Suua came just behind him. “To the left,” Suua said. “And then down the stairs. That’s where we came from before we doubled back here to come to the water.”

“Got it,” John said. “Teyla, on six.”

She took up her usual place in the rear, behind Nevin, who turned and smiled at her. “Do you want this back?” He held out her jacket, the one she had shed before leaping in the stream after John.

“Yes, thank you so much,” Teyla said, taking it and putting it on. It was warm and dry, and she felt it improve her morale on the spot.

Ahead, John froze silhouetted against the faint light that came around the corner from the corridor ahead.

“Shhhh,” Teyla whispered to Nevin, who had begun to say something. She held up a warning finger as they all came to a halt.

John looked back at her, meeting her eyes, and passed the torch to Suua. He was going ahead to scout.

From around the corner ahead came a scarlet glow, as though there was a vast inferno. Or a bunch of red lights. Teyla shook her head. These kind of mindgames with the credulous were so characteristic of the Wraith, who loved to torment their prey.

Anger began a slow burn in her belly. Anger is good, she thought. Anger keeps you strong. Anger makes you warm.

John slipped off down the corridor ahead, a dark shadow against the ruby light. It was some minutes before he returned, and when he did he herded them all back up the corridor and behind the first turn.

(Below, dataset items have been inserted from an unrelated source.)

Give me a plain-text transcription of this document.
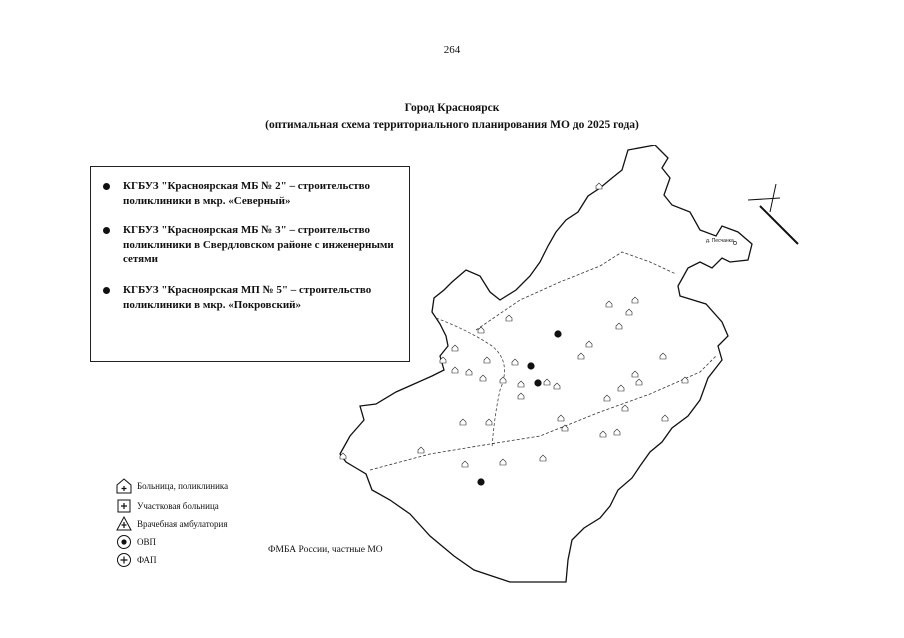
264
Город Красноярск
(оптимальная схема территориального планирования МО до 2025 года)
КГБУЗ "Красноярская МБ № 2" – строительство поликлиники в мкр. «Северный»
КГБУЗ "Красноярская МБ № 3" – строительство поликлиники в Свердловском районе с инженерными сетями
КГБУЗ "Красноярская МП № 5" – строительство поликлиники в мкр. «Покровский»
д. Песчанка
Больница, поликлиника
Участковая больница
Врачебная амбулатория
ОВП
ФАП
ФМБА России, частные МО
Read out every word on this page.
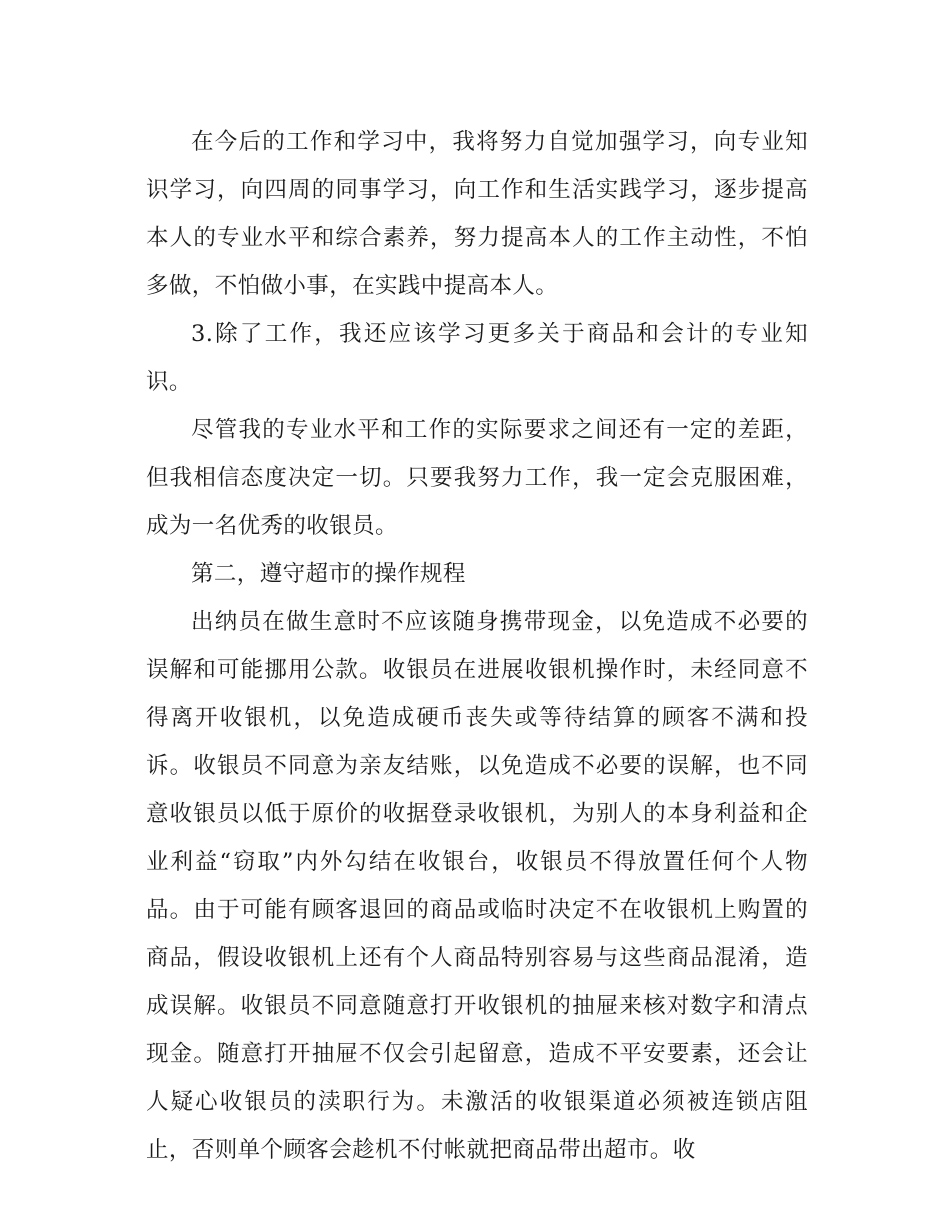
在今后的工作和学习中，我将努力自觉加强学习，向专业知识学习，向四周的同事学习，向工作和生活实践学习，逐步提高本人的专业水平和综合素养，努力提高本人的工作主动性，不怕多做，不怕做小事，在实践中提高本人。

3.除了工作，我还应该学习更多关于商品和会计的专业知识。

尽管我的专业水平和工作的实际要求之间还有一定的差距，但我相信态度决定一切。只要我努力工作，我一定会克服困难，成为一名优秀的收银员。

第二，遵守超市的操作规程

出纳员在做生意时不应该随身携带现金，以免造成不必要的误解和可能挪用公款。收银员在进展收银机操作时，未经同意不得离开收银机，以免造成硬币丧失或等待结算的顾客不满和投诉。收银员不同意为亲友结账，以免造成不必要的误解，也不同意收银员以低于原价的收据登录收银机，为别人的本身利益和企业利益“窃取”内外勾结在收银台，收银员不得放置任何个人物品。由于可能有顾客退回的商品或临时决定不在收银机上购置的商品，假设收银机上还有个人商品特别容易与这些商品混淆，造成误解。收银员不同意随意打开收银机的抽屉来核对数字和清点现金。随意打开抽屉不仅会引起留意，造成不平安要素，还会让人疑心收银员的渎职行为。未激活的收银渠道必须被连锁店阻止，否则单个顾客会趁机不付帐就把商品带出超市。收
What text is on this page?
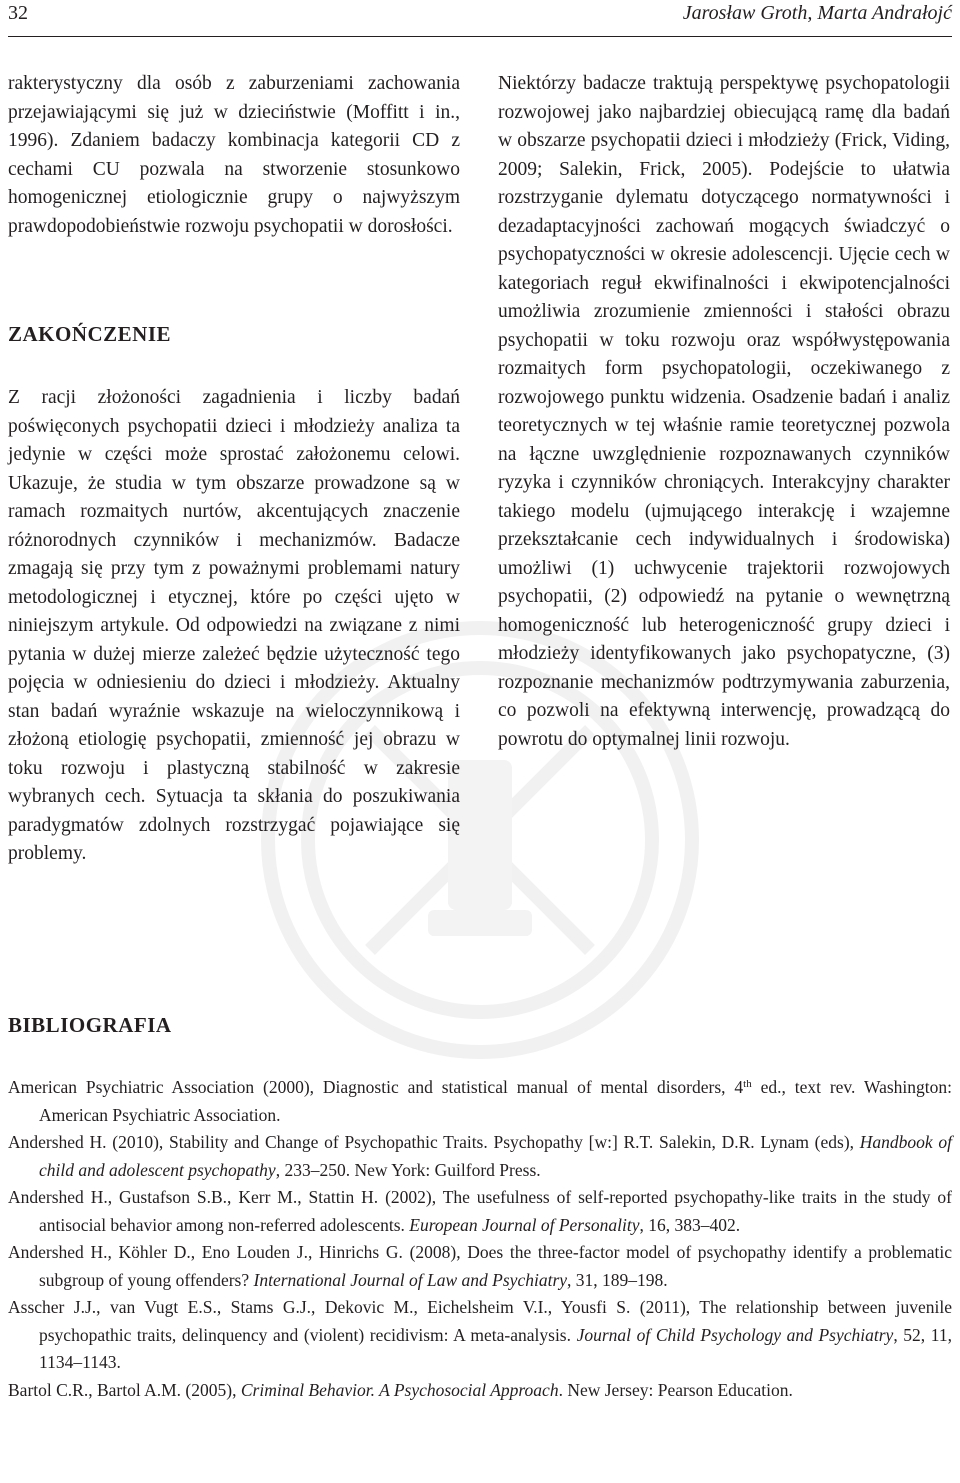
32	Jarosław Groth, Marta Andrałojć

rakterystyczny dla osób z zaburzeniami zachowania przejawiającymi się już w dzieciństwie (Moffitt i in., 1996). Zdaniem badaczy kombinacja kategorii CD z cechami CU pozwala na stworzenie stosunkowo homogenicznej etiologicznie grupy o najwyższym prawdopodobieństwie rozwoju psychopatii w dorosłości.

ZAKOŃCZENIE

Z racji złożoności zagadnienia i liczby badań poświęconych psychopatii dzieci i młodzieży analiza ta jedynie w części może sprostać założonemu celowi. Ukazuje, że studia w tym obszarze prowadzone są w ramach rozmaitych nurtów, akcentujących znaczenie różnorodnych czynników i mechanizmów. Badacze zmagają się przy tym z poważnymi problemami natury metodologicznej i etycznej, które po części ujęto w niniejszym artykule. Od odpowiedzi na związane z nimi pytania w dużej mierze zależeć będzie użyteczność tego pojęcia w odniesieniu do dzieci i młodzieży. Aktualny stan badań wyraźnie wskazuje na wieloczynnikową i złożoną etiologię psychopatii, zmienność jej obrazu w toku rozwoju i plastyczną stabilność w zakresie wybranych cech. Sytuacja ta skłania do poszukiwania paradygmatów zdolnych rozstrzygać pojawiające się problemy.

Niektórzy badacze traktują perspektywę psychopatologii rozwojowej jako najbardziej obiecującą ramę dla badań w obszarze psychopatii dzieci i młodzieży (Frick, Viding, 2009; Salekin, Frick, 2005). Podejście to ułatwia rozstrzyganie dylematu dotyczącego normatywności i dezadaptacyjności zachowań mogących świadczyć o psychopatyczności w okresie adolescencji. Ujęcie cech w kategoriach reguł ekwifinalności i ekwipotencjalności umożliwia zrozumienie zmienności i stałości obrazu psychopatii w toku rozwoju oraz współwystępowania rozmaitych form psychopatologii, oczekiwanego z rozwojowego punktu widzenia. Osadzenie badań i analiz teoretycznych w tej właśnie ramie teoretycznej pozwola na łączne uwzględnienie rozpoznawanych czynników ryzyka i czynników chroniących. Interakcyjny charakter takiego modelu (ujmującego interakcję i wzajemne przekształcanie cech indywidualnych i środowiska) umożliwi (1) uchwycenie trajektorii rozwojowych psychopatii, (2) odpowiedź na pytanie o wewnętrzną homogeniczność lub heterogeniczność grupy dzieci i młodzieży identyfikowanych jako psychopatyczne, (3) rozpoznanie mechanizmów podtrzymywania zaburzenia, co pozwoli na efektywną interwencję, prowadzącą do powrotu do optymalnej linii rozwoju.

BIBLIOGRAFIA
American Psychiatric Association (2000), Diagnostic and statistical manual of mental disorders, 4th ed., text rev. Washington: American Psychiatric Association.
Andershed H. (2010), Stability and Change of Psychopathic Traits. Psychopathy [w:] R.T. Salekin, D.R. Lynam (eds), Handbook of child and adolescent psychopathy, 233–250. New York: Guilford Press.
Andershed H., Gustafson S.B., Kerr M., Stattin H. (2002), The usefulness of self-reported psychopathy-like traits in the study of antisocial behavior among non-referred adolescents. European Journal of Personality, 16, 383–402.
Andershed H., Köhler D., Eno Louden J., Hinrichs G. (2008), Does the three-factor model of psychopathy identify a problematic subgroup of young offenders? International Journal of Law and Psychiatry, 31, 189–198.
Asscher J.J., van Vugt E.S., Stams G.J., Dekovic M., Eichelsheim V.I., Yousfi S. (2011), The relationship between juvenile psychopathic traits, delinquency and (violent) recidivism: A meta-analysis. Journal of Child Psychology and Psychiatry, 52, 11, 1134–1143.
Bartol C.R., Bartol A.M. (2005), Criminal Behavior. A Psychosocial Approach. New Jersey: Pearson Education.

“What is it?” Teyla whispered.

“The big monster,” John said grimly.

Chapter Twenty-Eight

Teyla crept forward, peering around the corner. The corridor broadened out into a large chamber, though she could only see part of it from her vantage point. It looked like another cave, but instead of being partially filled with a frigid lake, this one seemed to be filled with pits of fire. The floor was uneven, marked with narrow paths between sharp stalagmites, though even those paths were broken and a person crossing them would have to stop and carefully climb over the stones. Here and there, among the stalagmites and stones, vents of steam emerged unexpectedly from the ground, shooting into the air in great gouts, rendered pink and red by the lights below.

No, thought Teyla, there were no real fires. Those were lights. But the steam was real, as was evidenced by one of the men leaping backwards from the edge of a vent, holding his scalded arm.